9 October.
Two youths have been insolent to me in the Music Schools. Am I considered the school idiot? If so I am not surprised; any way I was most polite to them—next time measures will be taken. The best way with these people is to ask them their names; it generally shuts them up. I believe my appearance is too weak; I shall have to grow mustachios. I am always the person the lost Asiatic asks his way from, and French come to me as fly to fly-paper, ditto the hysterical matron. Such is fame.
12 October.
Guy Denver tells me the following: It is extremely cold, and he and Conway are walking together. Says Conway, “God, I am cold!” Guy: “Then why don’t you wear an overcoat?” “Oh! then I should be classed with the John Haye and Ben Gore lot.” That is what the fear of popular opinion drives the ordinary Public Schoolboy to; that sort of thing is constantly recurring like the plague.
15 October.
This afternoon a delicious six-mile walk with B. G. The weather was perfect, a warm sun and everything misty, with “the distances very distant,” as Kipling puts it. Though we did not rock the world with our utterances, it was very enjoyable indeed.
20 October.
Greene has ordered several chickens’ heads, lights, etc., to be sent up to White, which we hope will be a nice surprise. It is rather a good idea.

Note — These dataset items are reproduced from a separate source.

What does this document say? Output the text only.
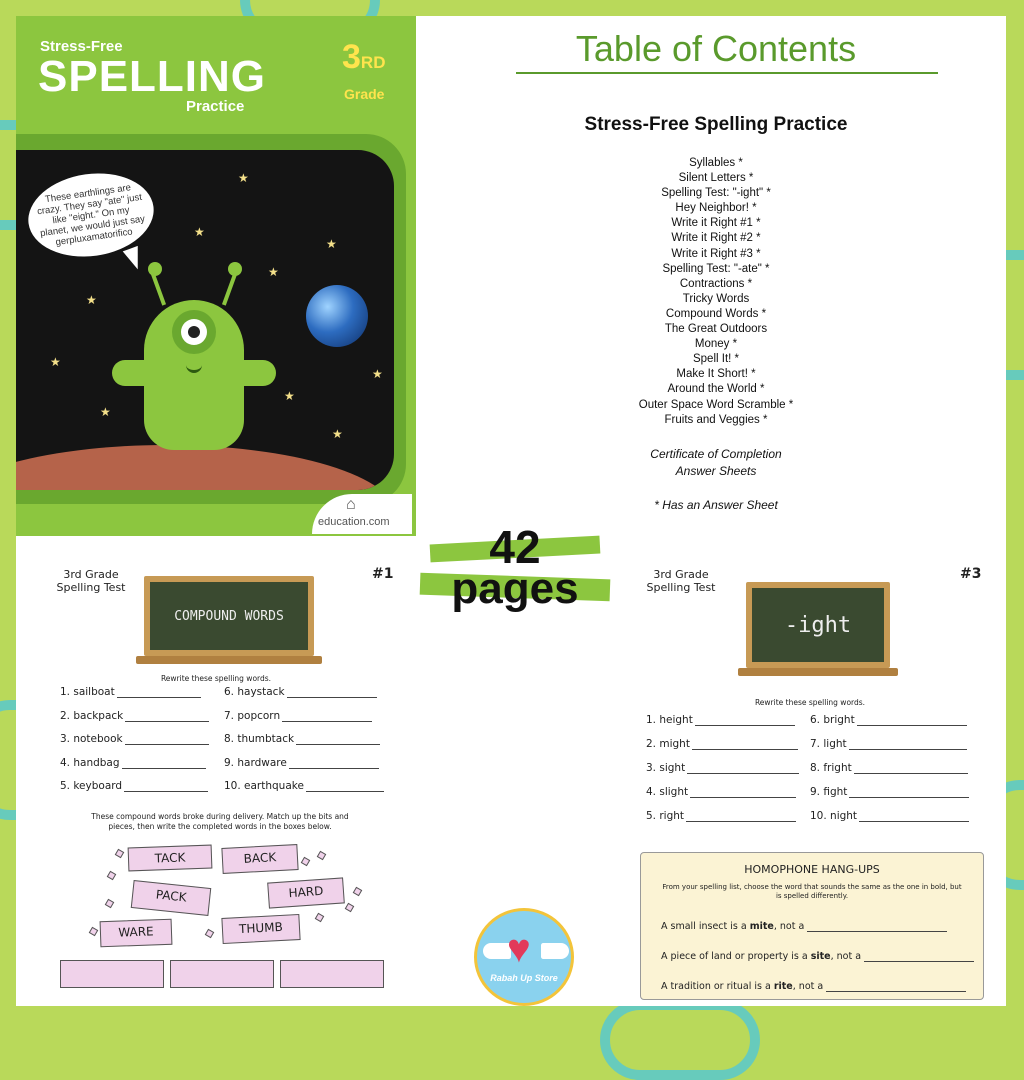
Stress-Free
SPELLING
Practice
3RD
Grade
★
★
★
★
★
★
★
★
★
★
These earthlings are crazy. They say "ate" just like "eight." On my planet, we would just say gerpluxamatorifico
⌂
education.com
Table of Contents
Stress-Free Spelling Practice
Syllables *
Silent Letters *
Spelling Test: "-ight" *
Hey Neighbor! *
Write it Right #1 *
Write it Right #2 *
Write it Right #3 *
Spelling Test: "-ate" *
Contractions *
Tricky Words
Compound Words *
The Great Outdoors
Money *
Spell It! *
Make It Short! *
Around the World *
Outer Space Word Scramble *
Fruits and Veggies *
Certificate of Completion
Answer Sheets
* Has an Answer Sheet
42
pages
3rd Grade
Spelling Test
#1
COMPOUND WORDS
Rewrite these spelling words.
1. sailboat
2. backpack
3. notebook
4. handbag
5. keyboard
6. haystack
7. popcorn
8. thumbtack
9. hardware
10. earthquake
These compound words broke during delivery. Match up the bits and pieces, then write the completed words in the boxes below.
TACK	BACK
PACK	HARD
WARE	THUMB
3rd Grade
Spelling Test
#3
-ight
Rewrite these spelling words.
1. height
2. might
3. sight
4. slight
5. right
6. bright
7. light
8. fright
9. fight
10. night
HOMOPHONE HANG-UPS
From your spelling list, choose the word that sounds the same as the one in bold, but is spelled differently.
A small insect is a mite, not a
A piece of land or property is a site, not a
A tradition or ritual is a rite, not a
♥
Rabah Up Store
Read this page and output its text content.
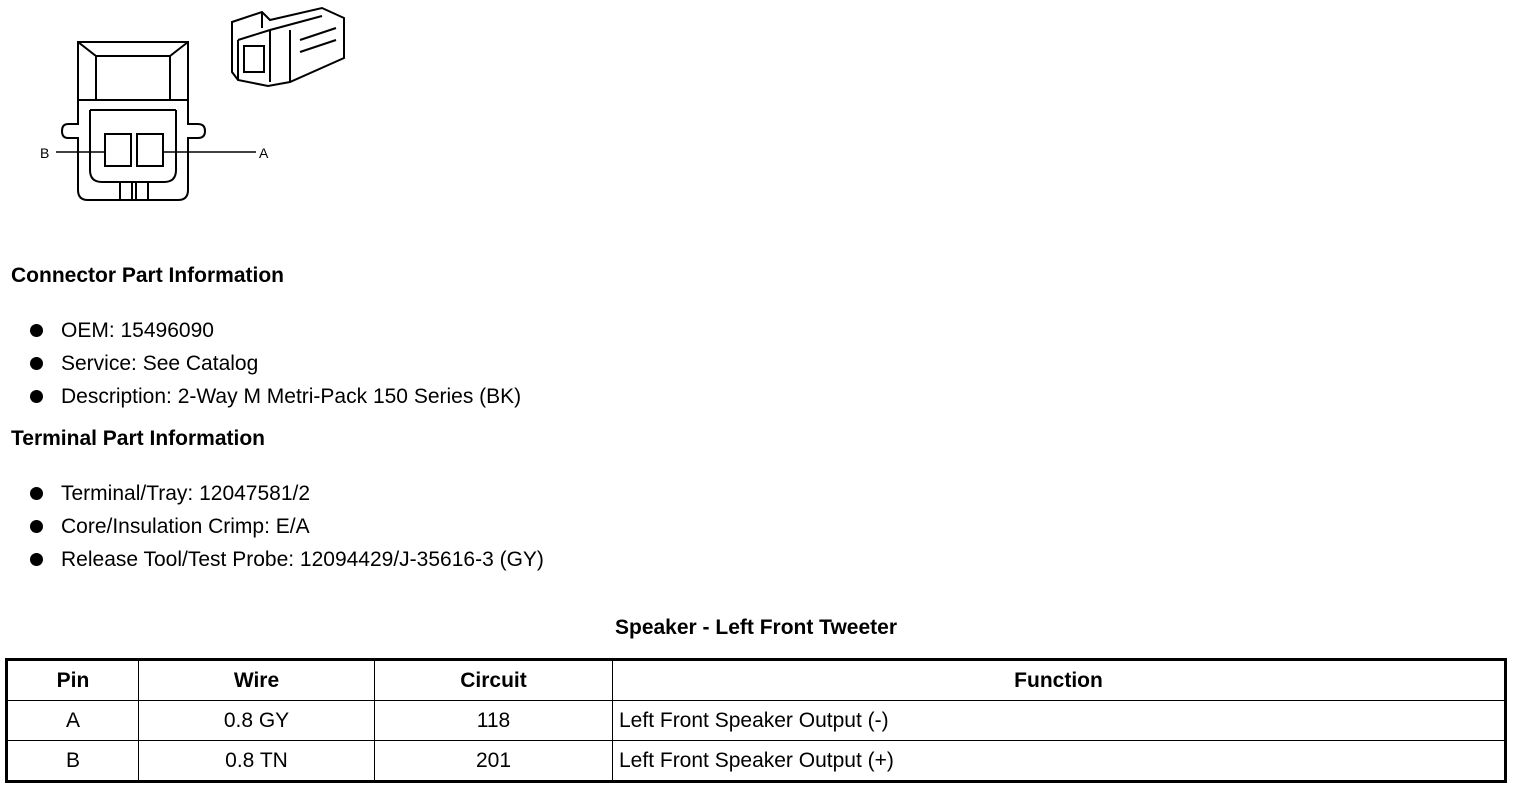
B	A
Connector Part Information
OEM: 15496090
Service: See Catalog
Description: 2-Way M Metri-Pack 150 Series (BK)
Terminal Part Information
Terminal/Tray: 12047581/2
Core/Insulation Crimp: E/A
Release Tool/Test Probe: 12094429/J-35616-3 (GY)
Speaker - Left Front Tweeter
Pin	Wire	Circuit	Function
A	0.8 GY	118	Left Front Speaker Output (-)
B	0.8 TN	201	Left Front Speaker Output (+)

Have been painting a portrait of Napoleon, cubist and about three foot square, with B. G., who has got it as a punishment from a new master. He will soon lose that most refreshing originality. Moreover he said that B. G. was not to do anything comic, which showed that he was already beginning to lose it. It just depends how much the others have instilled into him to see his manner of receiving our glaring monstrosity.
New phrase I have invented: “To play Keating’s to someone else’s beetle.” Used with great success on Seymour who is enraged by it.